Burning Bright (Peter Ash #2)(23)
“Are you okay?” he asked as he shoved the pistol into the back of his pants. His ribs were sore, his left lower leg a strong dull ache. The rain came in hard little drops, few in number but driven by the rising wind. “Where are you hurt?”
She took a step away from the car, raised the compound bow and drew the string back. She’d found four broadhead arrows for the snap-in quiver. A fifth was nocked in place, pointed right at his chest. Her arms were steady.
“Take it easy.” He put his hands up, the black drawstring sack hanging from one finger. “What’s going on?” He thought there was a real possibility that she would put a hole in him.
“You killed those men.”
“I did.” He was very tired, and his head hurt. “It seemed better than the alternative.”
“Which was?”
“Them killing me and taking you somewhere.”
Her face softened a little at that. She said, “What’s in the bag?”
Peter set the black sack down carefully on the half-crushed roof of the car. “Their wallets, the car registration, whatever I could find. If you want to figure out what’s going on, you need a place to start, right?”
He didn’t tell her what the sack itself was. He’d seen them before. It was a hood. The kind of thing the CIA put over your head when they took you away. He’d found it in the glove compartment along with a gag and multiple sets of plastic restraints. Whatever she was into, it was serious.
“Why did you set their car on fire?”
“To get rid of their phones, anything that might have your name on it. Any DNA and fingerprints I left behind.” He could feel the heat on his back as the burn began to really take off. The gas was just the igniter. It was all the plastic padding and upholstery and insulation that would cook the Tahoe down to a skeleton. “Also to send a message.”
“What’s the message?”
He smiled gently. “Don’t fuck with June Cassidy.”
Her arms drooped a little, and Peter began to feel better about his chances.
“Listen,” he said. “I know what you’re going through. This is hard stuff to process. But we need to keep moving. The ammunition in that car is going to start to cook off any minute. And there are probably more of those guys out there somewhere. Maybe you could do me a favor and shoot me later?”
She didn’t answer, but she let the tension off the bow. The faint outline of a smile ghosted across her face.

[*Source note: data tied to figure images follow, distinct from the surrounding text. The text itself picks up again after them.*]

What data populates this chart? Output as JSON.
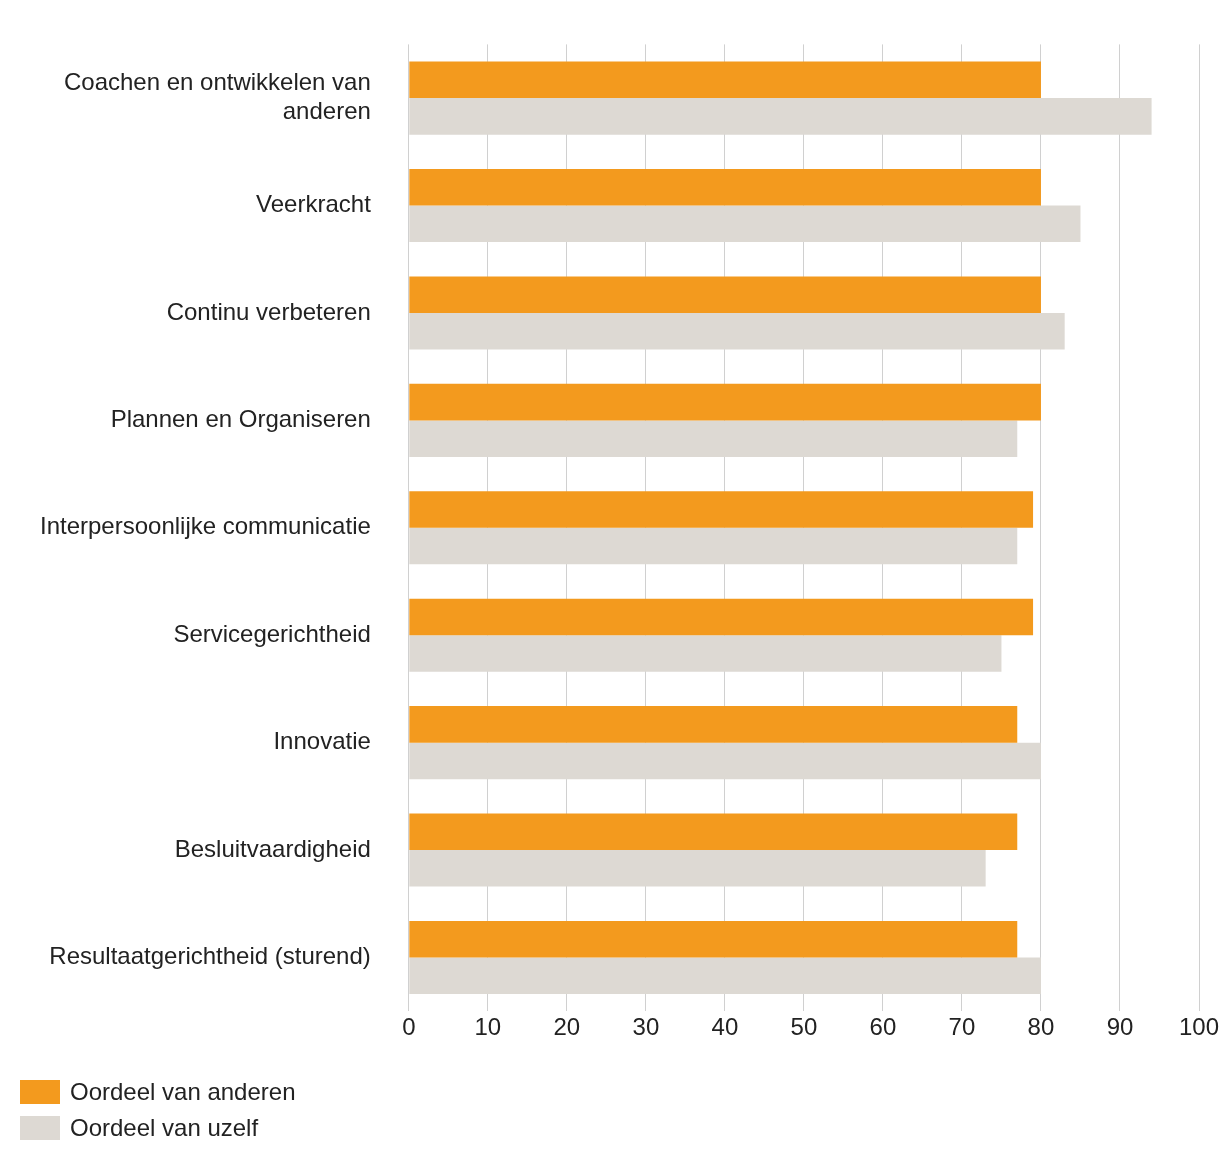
{
  "chart_data": {
    "type": "bar",
    "orientation": "horizontal",
    "categories": [
      "Coachen en ontwikkelen van anderen",
      "Veerkracht",
      "Continu verbeteren",
      "Plannen en Organiseren",
      "Interpersoonlijke communicatie",
      "Servicegerichtheid",
      "Innovatie",
      "Besluitvaardigheid",
      "Resultaatgerichtheid (sturend)"
    ],
    "series": [
      {
        "name": "Oordeel van anderen",
        "color": "#f39a1e",
        "values": [
          80,
          80,
          80,
          80,
          79,
          79,
          77,
          77,
          77
        ]
      },
      {
        "name": "Oordeel van uzelf",
        "color": "#ddd9d3",
        "values": [
          94,
          85,
          83,
          77,
          77,
          75,
          80,
          73,
          80
        ]
      }
    ],
    "xlim": [
      0,
      100
    ],
    "xticks": [
      0,
      10,
      20,
      30,
      40,
      50,
      60,
      70,
      80,
      90,
      100
    ],
    "grid": "x",
    "legend": "bottom left"
  }
}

He put his hands down, took the gun from his waistband, and dropped it and the black drawstring sack through his broken window onto the passenger seat. “I’m hoping your car will get us out of here. Can you drive?”
She looked at the gun and the black sack, then back to Peter. “Yeah.” She pushed the bow through the broken back window, climbed up to the sunroof, and swung her legs through.
Unbelievably, the Subaru started on the fourth try. Steam plumed from under the hood and a loud clattering sound came from somewhere in the engine compartment. There was nothing Peter could do about it, so he didn’t waste time trying to figure it out.
It was a far better outcome than trying to get that logging truck turned around.
So he limped ahead of the battered little car, scouting down the dry section of the riverbed for a way back up to the road, while June drove slowly behind, piloting around the larger rocks.
The Subaru was rapidly approaching the end of its life, and they were still a long way from anywhere.
Finally they came to a broad oxbow where the river had deposited sand and gravel on the inside bank, leaving a broad shelving path. The Subaru labored up the final steep shoulder, tires slipping on the soft vegetation, Peter pushing from behind with his leg on fire until they hit the packed gravel of the road.
When the tires finally caught, he thought June might keep driving without him, but she stopped and waited without a word.
Peter climbed into the passenger seat. She put the car in gear and pointed it downhill toward so-called civilization and the beginnings of some answers.
? ? ?
THE RAIN NEVER MATERIALIZED, and the clouds thinned and rose as they drove. June wasn’t talking, so Peter opened the black drawstring sack in his lap. Three wallets and the registration. The phones were all password-protected, plus they could be tracked, so he’d thrown them into the fire. He never found the handheld locator device they’d used to track June. There were only so many seconds he could spend inside that slaughterhouse.
The wallets were clean and new and anonymous, although each had a driver’s license, a corporate credit card in the name SafeSecure, and federal IDs under different names, one from the Department of Defense and another from Homeland Security. They looked pretty good, but Peter was willing to bet that none of them were real. Each wallet also had four or five hundred dollars in mixed bills.
So they had money for food and gas for the next few days, and a few ways to start looking into the hunters. As an investigative reporter, June would have better resources than Peter for that.
The car was a problem. When the road changed from rutted gravel to uneven asphalt, June put it in third and the clattering got louder. A new noise came from under the car, the unnerving grind of nuts and bolts in an industrial blender. The plume of steam rising from under the hood seemed thinner, and Peter was pretty sure that wasn’t good news. June kept both hands on the wheel because the steering was unreliable at speeds over fifteen miles per hour. Something else wrong in the front end, maybe a tie rod, maybe the frame was bent, or both. The list was getting longer by the minute.